Todo descansa allí abajo. La ciudad entera duerme, excepto los que tienen que ir a trabajar. Los mogoles no sufren de insomnio; Mordecai, sí. Pero Mordecai no es mogol. Es un negro, negro como los negros africanos, aunque tampoco es africano. Es delgado, de extremidades alargadas, alto (unos cuantos centímetros de altura), tiene la cabellera espesa y encrespada, ojos grandes, labios carnosos, nariz ancha aunque respingada. En esta tierra, donde habitan individuos vigorosos, de piel dorada, nariz afilada, cabello lacio y brilloso, el doctor Mordecai es una figura conspicua, más conspicua, quizás, de lo que le gustaría ser.

Hoy, como todas las mañanas, Sadrac hace gimnasia, desnudo, en el aire helado del balcón, rutina calisténica con la que empieza su día: flexiona abajo, arriba, abajo, arriba, acompañando con un movimiento rítmico de brazos. Tiene treinta y seis años, y a pesar de que su puesto en el gobierno le garantiza el libre acceso al Antídoto Roncevic, con lo que queda librado de la descomposición orgánica, enfermedad que obsesiona a los dos mil millones de habitantes del mundo, es hora de que comience, seriamente, a tomar medidas para proteger su cuerpo de todo lo que el tiempo puede desentrañar. Mens sana in corpore sano. Sí, Sadrac, sigue con tus flexiones y torsiones, deja que circule el líquido de tus tejidos, deja que el ying compense al yang. Mordecai goza de una salud perfecta y los órganos de su cuerpo son los mismos que tenía cuando emergió de las entrañas de su madre una helada mañana de 1976. Un, dos, un, dos, vamos, sin piedad. A veces, le resulta extraño que Genghis Mao no se despierte con esta gimnasia matutina, vigorosa y violenta. Pero, claro, la corriente de información telemetrada tiene una sola dirección y, mientras Mordecai lleva a cabo sus enérgicos ejercicios en el balcón, el presidente sigue durmiendo plácidamente, ajeno a todo lo que sucede.

Por fin, después de agitarse, transpirar, tiritar, sentirse vivo, abierto y receptivo, sin preocuparse por la prueba quirúrgica que lo aguarda, Mordecai decide que ya se ha entrenado bastante por hoy. Se lava, se viste, toma su desayuno liviano, como de costumbre, y se dispone a emprenderlas tareas rutinarias de la mañana.

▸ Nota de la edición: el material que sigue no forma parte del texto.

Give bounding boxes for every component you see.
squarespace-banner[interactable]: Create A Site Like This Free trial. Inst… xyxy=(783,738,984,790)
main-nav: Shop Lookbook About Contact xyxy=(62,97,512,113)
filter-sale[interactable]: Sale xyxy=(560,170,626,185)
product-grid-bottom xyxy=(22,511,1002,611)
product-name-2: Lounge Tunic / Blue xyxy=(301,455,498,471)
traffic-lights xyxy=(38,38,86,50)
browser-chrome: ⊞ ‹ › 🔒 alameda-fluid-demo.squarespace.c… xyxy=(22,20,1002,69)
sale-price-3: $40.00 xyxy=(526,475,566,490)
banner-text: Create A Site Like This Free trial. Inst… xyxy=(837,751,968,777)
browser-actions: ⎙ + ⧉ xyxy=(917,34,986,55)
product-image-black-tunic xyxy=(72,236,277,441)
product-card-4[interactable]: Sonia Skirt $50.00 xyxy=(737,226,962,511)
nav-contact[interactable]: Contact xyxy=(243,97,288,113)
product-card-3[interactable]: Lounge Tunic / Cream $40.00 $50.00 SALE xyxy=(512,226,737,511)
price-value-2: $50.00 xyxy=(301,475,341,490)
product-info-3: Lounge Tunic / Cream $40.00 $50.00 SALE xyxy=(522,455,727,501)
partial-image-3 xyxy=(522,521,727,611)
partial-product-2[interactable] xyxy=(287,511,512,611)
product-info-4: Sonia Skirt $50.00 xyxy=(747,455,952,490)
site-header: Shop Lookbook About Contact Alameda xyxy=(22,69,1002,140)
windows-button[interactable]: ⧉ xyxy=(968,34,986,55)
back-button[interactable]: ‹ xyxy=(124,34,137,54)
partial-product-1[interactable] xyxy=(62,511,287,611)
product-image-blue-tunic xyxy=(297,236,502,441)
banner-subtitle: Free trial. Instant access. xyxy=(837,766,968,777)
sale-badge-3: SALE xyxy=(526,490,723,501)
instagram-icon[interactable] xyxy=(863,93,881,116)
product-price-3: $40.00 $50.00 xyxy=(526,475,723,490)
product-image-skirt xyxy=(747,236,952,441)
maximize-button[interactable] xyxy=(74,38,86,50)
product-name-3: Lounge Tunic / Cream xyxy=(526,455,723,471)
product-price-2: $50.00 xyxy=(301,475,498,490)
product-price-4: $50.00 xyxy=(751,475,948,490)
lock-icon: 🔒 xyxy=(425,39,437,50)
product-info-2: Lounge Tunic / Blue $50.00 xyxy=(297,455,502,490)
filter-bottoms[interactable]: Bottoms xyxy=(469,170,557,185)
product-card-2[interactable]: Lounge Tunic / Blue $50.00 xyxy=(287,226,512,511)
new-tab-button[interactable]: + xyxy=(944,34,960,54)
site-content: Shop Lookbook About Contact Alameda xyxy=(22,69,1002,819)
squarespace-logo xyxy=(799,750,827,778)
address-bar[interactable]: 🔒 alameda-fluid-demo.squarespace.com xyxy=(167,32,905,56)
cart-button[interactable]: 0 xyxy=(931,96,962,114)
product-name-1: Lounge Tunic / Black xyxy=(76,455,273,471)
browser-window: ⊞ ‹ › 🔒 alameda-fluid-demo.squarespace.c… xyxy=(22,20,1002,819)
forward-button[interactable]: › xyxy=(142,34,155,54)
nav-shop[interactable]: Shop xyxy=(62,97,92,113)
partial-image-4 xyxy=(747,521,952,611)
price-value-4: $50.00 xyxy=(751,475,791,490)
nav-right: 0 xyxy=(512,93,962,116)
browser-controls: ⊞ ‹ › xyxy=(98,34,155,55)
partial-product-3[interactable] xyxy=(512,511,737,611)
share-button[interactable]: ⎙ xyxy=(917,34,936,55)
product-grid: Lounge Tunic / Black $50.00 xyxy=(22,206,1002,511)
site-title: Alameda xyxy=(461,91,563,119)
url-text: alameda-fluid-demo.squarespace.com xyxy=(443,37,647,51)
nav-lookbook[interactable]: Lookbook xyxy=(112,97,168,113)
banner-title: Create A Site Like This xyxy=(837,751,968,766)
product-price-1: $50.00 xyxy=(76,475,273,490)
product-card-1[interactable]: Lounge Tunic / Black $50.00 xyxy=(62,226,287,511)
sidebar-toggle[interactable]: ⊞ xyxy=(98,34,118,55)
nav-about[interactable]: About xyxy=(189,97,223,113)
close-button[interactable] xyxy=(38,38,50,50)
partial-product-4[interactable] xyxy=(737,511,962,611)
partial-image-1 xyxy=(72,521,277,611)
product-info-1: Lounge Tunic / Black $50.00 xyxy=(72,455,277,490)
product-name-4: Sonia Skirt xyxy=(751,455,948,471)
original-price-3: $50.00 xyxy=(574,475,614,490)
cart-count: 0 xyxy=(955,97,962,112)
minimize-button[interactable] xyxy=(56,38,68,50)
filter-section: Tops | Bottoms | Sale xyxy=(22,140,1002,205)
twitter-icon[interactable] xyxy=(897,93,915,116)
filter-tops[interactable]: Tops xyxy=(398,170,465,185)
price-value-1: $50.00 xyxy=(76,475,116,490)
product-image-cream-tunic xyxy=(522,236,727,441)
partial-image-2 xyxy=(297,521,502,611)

Así pues, el doctor hace frente a la Interfaz Tres, a través de la cual entra todas las mañanas a la habitación en donde vive su amo, el Khan: Es una enorme puerta en forma de diamante, que mide dos metros y medio de altura, de cuya superficie de bronce, suave como una seda, sobresalen una docena y media de protuberancias cilíndricas de tres a nueve centímetros de alto. Algunas de ellas son radares y sensores, o audiocircuitos; otras son armas que provocan la muerte ineludiblemente, pero Sadrac no tiene idea de cuál es cuál. Esto es. perfectamente aceptable, ya que lo que hoy cumple la función de radar mañana puede llegara ser un cañón láser. Estos cambios imprevisibles son un ardid de Genghis Mao para confundir a los asesinos desconocidos a quienes tanto teme.

—Sadrac Mordecai para servir al Khan —dice Mordecai con voz firme y clara en lo que probablemente hoy sea el fonocaptor.